Cryptography is a necessary component in many parts of secure architecture. However, just adding cryptography to the code does not make it more secure; care must be given to such topics as secrets generation, secrets storage, and plain-text management. Properly designing secure software is a complicated matter, more so when cryptography is involved.
Designing for security is beyond our scope here: this chapter only teaches the basic tools that Python has for cryptography, and how to use them.
8.1 Fernet
The cryptography module supports the fernet cryptography standard. It is named after an Italian, not French, wine: the “t” is pronounced. A good approximation for the pronunciation is like “fair-net.”

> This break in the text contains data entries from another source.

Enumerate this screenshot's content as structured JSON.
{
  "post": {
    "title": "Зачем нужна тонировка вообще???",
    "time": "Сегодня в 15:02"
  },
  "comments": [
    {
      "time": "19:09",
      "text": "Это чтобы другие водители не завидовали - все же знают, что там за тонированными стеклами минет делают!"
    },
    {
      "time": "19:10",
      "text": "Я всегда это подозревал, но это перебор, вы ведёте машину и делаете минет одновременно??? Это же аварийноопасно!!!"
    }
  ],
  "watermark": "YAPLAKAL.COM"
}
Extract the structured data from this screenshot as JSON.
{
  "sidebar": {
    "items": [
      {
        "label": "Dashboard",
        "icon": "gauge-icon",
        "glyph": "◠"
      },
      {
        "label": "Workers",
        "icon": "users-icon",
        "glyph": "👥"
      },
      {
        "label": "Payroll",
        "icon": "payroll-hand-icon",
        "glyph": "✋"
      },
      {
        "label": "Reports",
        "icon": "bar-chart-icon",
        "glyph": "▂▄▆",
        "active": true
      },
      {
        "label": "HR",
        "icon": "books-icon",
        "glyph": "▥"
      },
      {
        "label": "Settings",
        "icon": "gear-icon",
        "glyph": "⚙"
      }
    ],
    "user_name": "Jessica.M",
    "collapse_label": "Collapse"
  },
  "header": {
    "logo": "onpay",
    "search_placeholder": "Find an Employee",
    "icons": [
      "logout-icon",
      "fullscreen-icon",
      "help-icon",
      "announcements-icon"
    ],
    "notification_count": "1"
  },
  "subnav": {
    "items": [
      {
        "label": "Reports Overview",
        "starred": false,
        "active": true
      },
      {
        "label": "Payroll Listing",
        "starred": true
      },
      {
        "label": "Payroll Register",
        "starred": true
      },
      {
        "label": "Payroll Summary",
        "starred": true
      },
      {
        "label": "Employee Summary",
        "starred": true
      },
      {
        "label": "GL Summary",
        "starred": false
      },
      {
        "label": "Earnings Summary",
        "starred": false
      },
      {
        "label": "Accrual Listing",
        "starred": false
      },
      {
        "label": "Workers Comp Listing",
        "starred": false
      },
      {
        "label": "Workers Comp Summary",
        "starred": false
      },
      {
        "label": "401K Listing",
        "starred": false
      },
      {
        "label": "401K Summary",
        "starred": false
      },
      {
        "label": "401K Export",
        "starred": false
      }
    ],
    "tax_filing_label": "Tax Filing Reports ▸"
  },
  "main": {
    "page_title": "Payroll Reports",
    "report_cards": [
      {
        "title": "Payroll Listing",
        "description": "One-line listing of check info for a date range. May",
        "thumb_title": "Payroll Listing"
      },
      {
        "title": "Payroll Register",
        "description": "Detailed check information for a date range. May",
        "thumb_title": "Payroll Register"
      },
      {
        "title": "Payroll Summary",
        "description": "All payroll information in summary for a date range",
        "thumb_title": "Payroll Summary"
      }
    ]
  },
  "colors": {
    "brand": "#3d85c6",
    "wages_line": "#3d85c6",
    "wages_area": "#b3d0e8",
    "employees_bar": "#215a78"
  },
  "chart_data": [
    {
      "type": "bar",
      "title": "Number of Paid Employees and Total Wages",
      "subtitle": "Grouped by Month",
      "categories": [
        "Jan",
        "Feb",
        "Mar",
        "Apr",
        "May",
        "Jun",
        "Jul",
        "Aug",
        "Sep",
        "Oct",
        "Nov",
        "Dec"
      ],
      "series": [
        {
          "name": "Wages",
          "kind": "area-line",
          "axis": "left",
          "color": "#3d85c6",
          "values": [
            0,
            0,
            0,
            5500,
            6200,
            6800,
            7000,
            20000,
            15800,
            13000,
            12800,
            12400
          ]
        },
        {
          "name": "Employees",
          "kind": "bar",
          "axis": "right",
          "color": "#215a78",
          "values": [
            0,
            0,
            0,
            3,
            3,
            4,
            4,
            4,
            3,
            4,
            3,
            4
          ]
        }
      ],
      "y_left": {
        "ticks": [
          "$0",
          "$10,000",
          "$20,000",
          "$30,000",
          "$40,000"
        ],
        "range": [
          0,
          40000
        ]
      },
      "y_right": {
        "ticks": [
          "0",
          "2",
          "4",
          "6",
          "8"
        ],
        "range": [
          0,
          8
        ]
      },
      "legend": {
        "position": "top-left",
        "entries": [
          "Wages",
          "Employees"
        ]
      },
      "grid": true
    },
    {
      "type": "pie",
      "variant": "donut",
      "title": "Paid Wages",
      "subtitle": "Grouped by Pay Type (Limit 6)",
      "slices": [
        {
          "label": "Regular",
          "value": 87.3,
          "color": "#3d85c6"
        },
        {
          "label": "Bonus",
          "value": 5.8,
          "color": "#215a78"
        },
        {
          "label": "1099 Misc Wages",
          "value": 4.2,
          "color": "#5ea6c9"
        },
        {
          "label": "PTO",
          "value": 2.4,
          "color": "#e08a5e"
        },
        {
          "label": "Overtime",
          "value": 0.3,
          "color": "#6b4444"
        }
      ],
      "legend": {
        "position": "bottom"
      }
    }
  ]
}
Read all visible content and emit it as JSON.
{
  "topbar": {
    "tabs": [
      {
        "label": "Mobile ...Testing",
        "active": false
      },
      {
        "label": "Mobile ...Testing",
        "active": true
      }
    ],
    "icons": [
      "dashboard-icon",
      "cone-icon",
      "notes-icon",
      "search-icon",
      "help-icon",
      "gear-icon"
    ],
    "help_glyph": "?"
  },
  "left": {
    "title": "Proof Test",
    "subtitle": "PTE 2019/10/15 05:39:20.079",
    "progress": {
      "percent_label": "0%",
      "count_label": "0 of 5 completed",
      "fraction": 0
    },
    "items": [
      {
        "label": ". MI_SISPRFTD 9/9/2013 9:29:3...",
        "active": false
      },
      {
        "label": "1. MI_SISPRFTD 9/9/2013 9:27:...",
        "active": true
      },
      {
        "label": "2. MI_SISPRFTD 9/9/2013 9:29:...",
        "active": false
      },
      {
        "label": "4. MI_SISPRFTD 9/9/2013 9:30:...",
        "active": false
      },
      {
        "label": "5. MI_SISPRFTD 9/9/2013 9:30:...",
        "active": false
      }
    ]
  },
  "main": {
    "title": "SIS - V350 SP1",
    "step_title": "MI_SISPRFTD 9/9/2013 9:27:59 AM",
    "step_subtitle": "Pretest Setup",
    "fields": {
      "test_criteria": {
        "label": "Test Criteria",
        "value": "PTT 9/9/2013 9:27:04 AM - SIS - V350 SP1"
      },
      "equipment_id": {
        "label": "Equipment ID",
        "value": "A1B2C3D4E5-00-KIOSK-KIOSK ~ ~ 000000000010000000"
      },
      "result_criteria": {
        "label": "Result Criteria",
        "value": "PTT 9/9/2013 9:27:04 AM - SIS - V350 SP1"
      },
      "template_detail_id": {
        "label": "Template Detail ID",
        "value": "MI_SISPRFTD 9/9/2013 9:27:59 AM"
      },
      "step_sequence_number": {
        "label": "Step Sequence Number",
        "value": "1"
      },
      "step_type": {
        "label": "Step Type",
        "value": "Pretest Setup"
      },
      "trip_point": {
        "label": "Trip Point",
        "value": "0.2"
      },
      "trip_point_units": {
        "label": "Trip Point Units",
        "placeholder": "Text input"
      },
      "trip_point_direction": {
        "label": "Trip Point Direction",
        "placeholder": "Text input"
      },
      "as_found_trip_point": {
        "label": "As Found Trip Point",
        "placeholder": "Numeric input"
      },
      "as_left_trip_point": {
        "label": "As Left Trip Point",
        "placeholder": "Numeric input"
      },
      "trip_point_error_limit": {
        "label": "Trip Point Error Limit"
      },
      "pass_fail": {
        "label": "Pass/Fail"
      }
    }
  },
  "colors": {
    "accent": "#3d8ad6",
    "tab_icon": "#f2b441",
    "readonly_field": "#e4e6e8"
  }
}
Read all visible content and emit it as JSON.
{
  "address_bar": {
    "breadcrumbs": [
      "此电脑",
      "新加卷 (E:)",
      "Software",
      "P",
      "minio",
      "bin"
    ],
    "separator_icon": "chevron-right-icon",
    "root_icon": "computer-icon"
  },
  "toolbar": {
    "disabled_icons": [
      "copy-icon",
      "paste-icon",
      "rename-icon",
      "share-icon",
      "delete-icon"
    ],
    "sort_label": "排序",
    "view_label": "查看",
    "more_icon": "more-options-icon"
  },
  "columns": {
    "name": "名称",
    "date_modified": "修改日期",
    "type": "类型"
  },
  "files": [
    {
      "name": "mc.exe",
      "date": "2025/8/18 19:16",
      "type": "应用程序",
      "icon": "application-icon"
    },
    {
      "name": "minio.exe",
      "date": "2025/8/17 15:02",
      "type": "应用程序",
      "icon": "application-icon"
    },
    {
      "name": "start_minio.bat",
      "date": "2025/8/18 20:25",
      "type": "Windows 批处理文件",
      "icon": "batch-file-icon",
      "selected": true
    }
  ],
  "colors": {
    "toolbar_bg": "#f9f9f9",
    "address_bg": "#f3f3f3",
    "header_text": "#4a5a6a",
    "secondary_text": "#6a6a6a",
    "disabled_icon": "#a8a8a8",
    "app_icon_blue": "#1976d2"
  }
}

fernet works for symmetric cryptography . It does not support partial or streaming decryption: it expects to read in the whole ciphertext and to return the whole plain text. This makes it suitable for names, text documents, or even pictures. However, videos and disk images are a poor fit for Fernet.
The cryptographic parameters of Fernet were chosen by domain experts, who researched available encryption methods, as well as the known, best attacks against them. One advantage in using Fernet is that it avoids the need for you to become an expert yourself. However, for completeness, we note that the Fernet standard uses AES-128 in CBC padding with PKCS7, and HMAC using SHA256 for authentication.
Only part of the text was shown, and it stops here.